Dans les montagnes, aux pieds desquels est située la sous-préfecture de Long-gan, il court des bruits étranges. Des faits au moins singuliers, s’ils ne sont pas surnaturels, ont mis les populations en émoi, et les ont portées à désirer s’instruire de notre sainte religion. C’est du moins ce que nous lisons dans le rapport du P. Hô, prêtre chinois, qui évangélise cette région. De toute façon, la question religieuse préoccupe tous les esprits à un degré extraordinaire. Au printemps dernier, le missionnaire en eut une preuve frappante.
Il s’était rendu à un marché, du nom de Kéta-pa, pour visiter une famille de néophytes, la seule qui fût dans le pays. Quelle ne fut pas sa surprise, quand il vit tout le monde accourir à sa rencontre et le saluer respectueusement, sans même prêter la moindre attention à un petit mandarin qui l’accompagnait. Tous, à l’envi, se déclaraient chrétiens et demandaient le baptême. Le P. Hô, adorant les voies de la divine Providence, prit les noms. Il en enregistra environ 2.000 dans cette seule localité.
Cet heureux mouvement s’est étendu dans les villages environnants. Tous comptent un grand nombre d’adorateurs, qui paraissent vraiment animés des meilleurs sentiments. L’avenir seul saura nous dire quels seront les résultats pratiques, et le nombre des âmes droites et de bonne volonté qui iront jusqu’au baptême. Dans des circonstances semblables, il serait absolument nécessaire d’avoir sous la main des maîtres d’école et des catéchistes bien formés, qui sauraient profiter de ce passage de la grâce, pour fixer tout ce monde dans la bonne voie, avant le jour des tentations trop fortes, avant que le démon n’ait eu le temps de dresser ses batteries et de soulever contre ces néophytes, encore trop faibles dans la foi, les haines des païens, leurs voisins, et les violences brutales des mandarins, qui ne désarment jamais contre tout ce qui porte le nom de chrétien.
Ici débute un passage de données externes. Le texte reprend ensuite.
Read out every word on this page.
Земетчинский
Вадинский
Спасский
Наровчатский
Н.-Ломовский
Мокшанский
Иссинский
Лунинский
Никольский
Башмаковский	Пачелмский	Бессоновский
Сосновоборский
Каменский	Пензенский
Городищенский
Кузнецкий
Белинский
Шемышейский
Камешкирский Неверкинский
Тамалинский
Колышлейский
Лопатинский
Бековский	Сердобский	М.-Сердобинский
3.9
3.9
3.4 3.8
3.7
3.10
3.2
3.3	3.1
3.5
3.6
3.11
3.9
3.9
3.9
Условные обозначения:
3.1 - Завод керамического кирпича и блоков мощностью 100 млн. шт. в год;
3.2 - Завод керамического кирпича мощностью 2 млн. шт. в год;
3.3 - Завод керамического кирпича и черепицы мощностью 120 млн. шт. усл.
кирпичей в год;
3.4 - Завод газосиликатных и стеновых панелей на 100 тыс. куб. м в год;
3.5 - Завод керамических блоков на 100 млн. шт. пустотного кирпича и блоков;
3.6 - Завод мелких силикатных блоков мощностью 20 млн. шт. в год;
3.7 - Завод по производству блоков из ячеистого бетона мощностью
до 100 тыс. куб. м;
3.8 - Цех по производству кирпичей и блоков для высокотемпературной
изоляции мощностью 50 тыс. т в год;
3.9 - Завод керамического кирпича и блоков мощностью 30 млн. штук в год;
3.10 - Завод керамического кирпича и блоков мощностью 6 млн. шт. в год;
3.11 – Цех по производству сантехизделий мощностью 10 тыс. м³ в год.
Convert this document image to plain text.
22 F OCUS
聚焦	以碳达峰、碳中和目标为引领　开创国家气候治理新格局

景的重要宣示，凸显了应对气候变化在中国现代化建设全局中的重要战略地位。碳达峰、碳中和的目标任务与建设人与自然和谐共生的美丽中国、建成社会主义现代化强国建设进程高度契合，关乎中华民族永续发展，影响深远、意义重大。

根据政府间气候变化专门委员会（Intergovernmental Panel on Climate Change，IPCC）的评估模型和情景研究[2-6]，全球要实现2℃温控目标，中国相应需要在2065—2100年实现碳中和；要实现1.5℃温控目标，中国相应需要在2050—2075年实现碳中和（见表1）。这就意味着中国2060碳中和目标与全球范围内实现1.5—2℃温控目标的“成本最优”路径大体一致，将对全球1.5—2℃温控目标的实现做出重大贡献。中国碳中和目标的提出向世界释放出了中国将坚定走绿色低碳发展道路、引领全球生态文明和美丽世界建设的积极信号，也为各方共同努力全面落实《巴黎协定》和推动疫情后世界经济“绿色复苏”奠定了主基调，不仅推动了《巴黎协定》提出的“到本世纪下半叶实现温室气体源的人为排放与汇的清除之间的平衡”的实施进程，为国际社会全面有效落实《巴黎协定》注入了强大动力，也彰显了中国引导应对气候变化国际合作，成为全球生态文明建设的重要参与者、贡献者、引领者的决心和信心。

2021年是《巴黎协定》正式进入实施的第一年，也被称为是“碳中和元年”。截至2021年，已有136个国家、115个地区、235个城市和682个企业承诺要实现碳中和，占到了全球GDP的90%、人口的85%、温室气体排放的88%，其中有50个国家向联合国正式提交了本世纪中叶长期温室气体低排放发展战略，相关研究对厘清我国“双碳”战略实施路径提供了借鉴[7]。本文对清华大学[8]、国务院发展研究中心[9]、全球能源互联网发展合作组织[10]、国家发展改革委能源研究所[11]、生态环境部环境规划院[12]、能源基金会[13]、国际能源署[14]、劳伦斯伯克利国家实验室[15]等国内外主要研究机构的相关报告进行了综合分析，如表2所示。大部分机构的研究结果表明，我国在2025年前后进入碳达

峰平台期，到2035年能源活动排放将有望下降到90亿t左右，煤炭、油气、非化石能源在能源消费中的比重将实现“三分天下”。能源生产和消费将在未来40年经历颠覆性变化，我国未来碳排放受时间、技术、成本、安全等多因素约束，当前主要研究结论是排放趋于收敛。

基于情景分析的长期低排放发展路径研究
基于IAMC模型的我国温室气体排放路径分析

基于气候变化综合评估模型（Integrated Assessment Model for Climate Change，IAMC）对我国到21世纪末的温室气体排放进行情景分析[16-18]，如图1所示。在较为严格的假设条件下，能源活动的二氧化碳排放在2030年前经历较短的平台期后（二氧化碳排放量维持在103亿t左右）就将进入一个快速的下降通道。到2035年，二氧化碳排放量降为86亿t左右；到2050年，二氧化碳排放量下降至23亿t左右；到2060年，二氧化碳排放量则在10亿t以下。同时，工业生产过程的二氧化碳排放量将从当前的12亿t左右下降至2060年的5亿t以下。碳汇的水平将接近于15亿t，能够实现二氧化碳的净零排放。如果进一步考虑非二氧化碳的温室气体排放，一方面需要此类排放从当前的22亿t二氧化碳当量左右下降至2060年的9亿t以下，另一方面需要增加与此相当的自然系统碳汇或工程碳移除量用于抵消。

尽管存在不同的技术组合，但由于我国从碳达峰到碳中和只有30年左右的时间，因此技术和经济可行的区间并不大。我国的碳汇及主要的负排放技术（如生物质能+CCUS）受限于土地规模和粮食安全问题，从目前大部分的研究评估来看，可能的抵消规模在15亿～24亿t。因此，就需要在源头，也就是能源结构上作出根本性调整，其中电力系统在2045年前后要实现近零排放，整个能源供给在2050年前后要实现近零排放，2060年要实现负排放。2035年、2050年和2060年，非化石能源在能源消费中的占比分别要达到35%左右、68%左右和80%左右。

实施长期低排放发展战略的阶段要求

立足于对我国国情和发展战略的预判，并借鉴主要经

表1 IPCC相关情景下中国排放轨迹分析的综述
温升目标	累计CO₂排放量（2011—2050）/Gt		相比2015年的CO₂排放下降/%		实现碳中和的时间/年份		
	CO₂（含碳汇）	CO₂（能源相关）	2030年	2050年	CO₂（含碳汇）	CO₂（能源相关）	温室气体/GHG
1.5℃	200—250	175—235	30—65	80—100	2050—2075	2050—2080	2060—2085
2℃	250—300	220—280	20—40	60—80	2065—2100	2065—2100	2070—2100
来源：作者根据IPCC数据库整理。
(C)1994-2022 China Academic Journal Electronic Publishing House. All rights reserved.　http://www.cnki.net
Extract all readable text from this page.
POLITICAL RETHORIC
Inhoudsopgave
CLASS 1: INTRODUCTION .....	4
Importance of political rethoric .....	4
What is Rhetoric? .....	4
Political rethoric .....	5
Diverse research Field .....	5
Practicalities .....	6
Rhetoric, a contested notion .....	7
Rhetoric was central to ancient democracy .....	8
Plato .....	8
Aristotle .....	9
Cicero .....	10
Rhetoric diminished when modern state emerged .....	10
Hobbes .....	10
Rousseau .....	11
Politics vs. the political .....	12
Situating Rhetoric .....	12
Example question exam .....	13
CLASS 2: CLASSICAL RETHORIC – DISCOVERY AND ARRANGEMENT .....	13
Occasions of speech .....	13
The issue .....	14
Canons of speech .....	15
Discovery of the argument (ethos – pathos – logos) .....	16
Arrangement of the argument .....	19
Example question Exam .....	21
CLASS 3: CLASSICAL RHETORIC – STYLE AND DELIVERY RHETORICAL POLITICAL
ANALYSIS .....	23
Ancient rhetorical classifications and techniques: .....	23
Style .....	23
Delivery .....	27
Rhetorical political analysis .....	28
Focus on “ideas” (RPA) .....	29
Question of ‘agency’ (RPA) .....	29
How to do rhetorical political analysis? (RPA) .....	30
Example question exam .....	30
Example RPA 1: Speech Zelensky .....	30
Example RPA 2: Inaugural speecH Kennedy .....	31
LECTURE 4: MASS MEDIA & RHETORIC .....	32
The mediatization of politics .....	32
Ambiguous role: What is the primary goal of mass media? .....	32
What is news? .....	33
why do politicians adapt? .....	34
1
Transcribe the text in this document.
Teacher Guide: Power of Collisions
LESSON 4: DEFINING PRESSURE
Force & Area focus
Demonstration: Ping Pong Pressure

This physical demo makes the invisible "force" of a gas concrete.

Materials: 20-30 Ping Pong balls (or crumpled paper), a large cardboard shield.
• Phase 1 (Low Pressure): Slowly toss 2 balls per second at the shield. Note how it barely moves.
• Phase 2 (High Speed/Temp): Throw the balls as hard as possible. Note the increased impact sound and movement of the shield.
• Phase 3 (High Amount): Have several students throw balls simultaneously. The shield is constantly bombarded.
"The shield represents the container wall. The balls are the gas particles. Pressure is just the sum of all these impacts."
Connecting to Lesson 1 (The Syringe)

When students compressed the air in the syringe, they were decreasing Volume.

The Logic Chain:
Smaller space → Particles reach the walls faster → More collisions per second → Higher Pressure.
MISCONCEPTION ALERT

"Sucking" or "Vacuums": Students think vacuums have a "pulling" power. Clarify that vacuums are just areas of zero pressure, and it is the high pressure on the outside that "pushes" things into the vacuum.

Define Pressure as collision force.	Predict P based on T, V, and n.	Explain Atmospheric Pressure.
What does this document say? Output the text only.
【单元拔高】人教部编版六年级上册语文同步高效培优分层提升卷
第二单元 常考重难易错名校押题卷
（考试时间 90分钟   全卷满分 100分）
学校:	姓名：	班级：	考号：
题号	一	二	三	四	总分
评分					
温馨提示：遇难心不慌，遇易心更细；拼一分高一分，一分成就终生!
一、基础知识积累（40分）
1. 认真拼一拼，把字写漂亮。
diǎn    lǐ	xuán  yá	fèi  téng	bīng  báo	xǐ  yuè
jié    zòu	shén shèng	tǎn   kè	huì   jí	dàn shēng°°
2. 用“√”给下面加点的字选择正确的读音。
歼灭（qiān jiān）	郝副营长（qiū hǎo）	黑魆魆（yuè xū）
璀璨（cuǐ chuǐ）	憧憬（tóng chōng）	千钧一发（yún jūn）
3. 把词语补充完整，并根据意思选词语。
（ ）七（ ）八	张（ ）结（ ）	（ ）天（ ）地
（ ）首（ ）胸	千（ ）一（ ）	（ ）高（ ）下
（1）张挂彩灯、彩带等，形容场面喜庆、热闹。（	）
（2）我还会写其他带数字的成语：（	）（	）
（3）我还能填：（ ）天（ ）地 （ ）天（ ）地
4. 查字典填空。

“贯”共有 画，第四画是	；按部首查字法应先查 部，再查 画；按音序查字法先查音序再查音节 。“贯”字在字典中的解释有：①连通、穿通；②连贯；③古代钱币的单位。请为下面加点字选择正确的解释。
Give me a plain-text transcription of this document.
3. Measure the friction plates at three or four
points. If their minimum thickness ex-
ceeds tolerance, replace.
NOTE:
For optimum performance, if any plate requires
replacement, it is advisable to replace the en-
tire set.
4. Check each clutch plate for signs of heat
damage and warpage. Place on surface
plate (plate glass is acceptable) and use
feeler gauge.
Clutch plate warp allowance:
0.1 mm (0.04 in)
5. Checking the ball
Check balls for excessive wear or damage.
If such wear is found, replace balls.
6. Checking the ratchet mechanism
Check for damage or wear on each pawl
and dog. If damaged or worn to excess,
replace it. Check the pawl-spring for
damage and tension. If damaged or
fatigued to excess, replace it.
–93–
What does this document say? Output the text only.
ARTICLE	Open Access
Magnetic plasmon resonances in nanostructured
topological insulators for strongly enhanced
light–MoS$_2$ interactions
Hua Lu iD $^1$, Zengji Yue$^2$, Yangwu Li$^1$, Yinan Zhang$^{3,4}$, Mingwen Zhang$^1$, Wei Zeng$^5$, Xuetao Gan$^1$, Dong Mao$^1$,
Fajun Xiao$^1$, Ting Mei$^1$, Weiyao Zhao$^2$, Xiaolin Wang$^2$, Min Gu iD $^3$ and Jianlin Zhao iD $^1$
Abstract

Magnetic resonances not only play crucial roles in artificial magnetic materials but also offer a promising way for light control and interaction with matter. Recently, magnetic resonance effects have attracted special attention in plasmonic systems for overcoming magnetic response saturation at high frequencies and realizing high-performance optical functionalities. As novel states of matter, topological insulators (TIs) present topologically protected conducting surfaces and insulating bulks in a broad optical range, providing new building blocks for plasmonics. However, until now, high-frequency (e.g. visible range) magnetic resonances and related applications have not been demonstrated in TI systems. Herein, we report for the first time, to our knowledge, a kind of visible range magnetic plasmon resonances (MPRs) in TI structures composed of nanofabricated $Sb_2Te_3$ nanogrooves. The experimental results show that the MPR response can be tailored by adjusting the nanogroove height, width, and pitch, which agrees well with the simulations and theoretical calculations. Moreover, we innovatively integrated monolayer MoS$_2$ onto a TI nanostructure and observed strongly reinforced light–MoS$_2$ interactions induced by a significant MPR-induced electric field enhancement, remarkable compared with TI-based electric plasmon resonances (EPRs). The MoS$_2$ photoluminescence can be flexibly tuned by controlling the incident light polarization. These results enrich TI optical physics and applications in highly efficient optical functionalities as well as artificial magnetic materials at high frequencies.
Confiant en la divine Providence, le P. Hô s’est mis courageusement à l’œuvre, et il va commencer la construction d’une nouvelle église, au centre même de son district, assez vaste pour contenir, aux jours de fêtes, cette multitude de paysans qui désirent recevoir le baptême. Un auxiliaire précieux lui a été donné pour diriger ce mouvement, dans la personne d’un jeune prêtre, ordonné à la Trinité passée, le P. M.-J. Lieou, qui est plein de foi et d’entrain.
L’année dernière, nous avons noté un mouvement de conversions, également très sérieux dans les régions de Kouang-gan. Il continue. La moisson y est commencée. Les baptêmes y sont nombreux. Les espérances pour l’avenir sont bien consolantes. Malheureusement, le missionnaire, M. Combe, est tombé gravement malade. Attaché de tout cœur à ses néophytes, se croyant un peu nécessaire au milieu d’eux, il n’a pas voulu quitter son poste pour prendre un repos qui serait absolument urgent, et remettre sa santé compromise par le travail. Il a reçu un vicaire qui le soulagera en faisant la plus grande partie possible de la besogne qui s’impose d’elle-même chaque jour.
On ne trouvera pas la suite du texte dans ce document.